Esta situação, que foi
registrada no ciclo de acumulação de capitais entre a crise de 2008 e 2020, faz
com que a queda da taxa de lucros e a guerra comercial EUA-China tenha criado
de forma latente uma nova crise econômica. A guerra comercial, com suas medidas
protecionistas, deprimiu o mercado mundial, a pandemia e as medidas de
isolamento social, fizeram com que ele retrocedesse a índices muito anteriores
de produção. A crise sanitária não foi a causa preponderante da crise
econômica, mas um detonador.
Em um primeiro momento, em março de 2020, as bolsas despencaram, os capitais fugiram para investirem em dinheiro, no dólar, e mais ainda se refugiaram no ouro. Em um segundo momento, comprando as ações que caíram, o capital voltou a inflar as bolsas de valores. Mas esse salto para a frente não se sustenta enquanto o mercado se mantém em retrocesso acelerado. O desemprego disparou de forma inédita nos EUA. Não cabe mais nos gráficos que registraram as décadas anteriores.
Mas, durante a pandemia,
quando o circuito capitalista se interrompe com a retração do consumo mundial e
em cada um dos países, pela miséria crescente das massas, desempregadas e
endividadas em meio a pandemia, descobre-se os limites da autonomia da
valorização do valor. A autovalorização não se sustenta por muito tempo e
independente do trabalho vivo. Toda a fantasia se vê questionada. As relações
entre as coisas criadas pelo homem, dentre elas, as mercadorias, o dinheiro e o
capital, sem o contato com o trabalho vivo e independente da produção e da
circulação, não são sustentáveis, porque as coisas não podem prescindir da
sociedade humana, da vida humana e da sua condição de existência, o trabalho.
O
consumismo faz parte do universo ideológico do fetichismo da mercadoria, mas
são coisas distintas
Fetichismo da mercadoria é diferente
de Consumismo. O consumismo, a compulsão pela compra induzida pelo processo de
valorização do capital através da publicidade e marketing, muitas vezes é
confundido com o fetiche, mas são elementos distintos, sendo que o consumismo é
um ingrediente do fetichismo. O fetiche a que se refere Marx é a incapacidade
de se supor uma sociedade baseada em relações para além das estabelecidas pelo
capital, pelo valor, pelo dinheiro e pelo crédito. Sendo assim, alguém pode
livrar-se da compulsão consumista e ainda assim continuar enfeitiçado pelo
capital, sem acreditar que um mundo pós-capitalista, comunista, é possível.

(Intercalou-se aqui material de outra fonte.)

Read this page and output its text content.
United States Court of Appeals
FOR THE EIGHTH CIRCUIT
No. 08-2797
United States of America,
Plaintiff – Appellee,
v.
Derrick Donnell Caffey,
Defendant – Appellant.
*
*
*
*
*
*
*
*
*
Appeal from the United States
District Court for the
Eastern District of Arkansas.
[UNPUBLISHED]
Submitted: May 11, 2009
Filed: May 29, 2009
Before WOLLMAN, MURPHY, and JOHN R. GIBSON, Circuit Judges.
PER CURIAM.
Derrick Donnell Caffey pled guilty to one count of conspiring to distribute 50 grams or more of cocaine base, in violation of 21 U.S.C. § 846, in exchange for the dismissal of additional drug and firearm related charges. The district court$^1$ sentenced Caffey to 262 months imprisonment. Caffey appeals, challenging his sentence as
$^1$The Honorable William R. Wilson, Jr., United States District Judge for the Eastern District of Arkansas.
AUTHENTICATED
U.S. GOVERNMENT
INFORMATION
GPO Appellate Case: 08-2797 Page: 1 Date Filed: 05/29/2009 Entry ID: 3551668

Por conseguinte, muito além de
se livrar deste ou daquele odiado governo de extrema direita genocida, o que é
preciso fazê-lo sem dúvida, é necessário desenfeitiçar-se, quebrar o
encantamento do capital. Isto é parte da materialidade do processo
revolucionário de luta pela tomada do poder político pelos trabalhadores,
expropriação da propriedade privada e controle da produção por conselhos
populares.
É no interior desse processo
que se pode livrar do domínio fantasmagórico dos condicionamentos práticos que
o capital exerce sobre a humanidade, conduzindo-a para a barbárie e atraindo-a
para a morte. Dito de outro modo, o processo social da vida só se livrará desse
feitiço fatal quando os homens, associados livremente entre si, retomarem o
controle do produto de seu trabalho de forma consciente e planejada. Nesse
tempo, será eliminada a contradição entre trabalho social e apropriação privada
e os meios de produção serão socializados.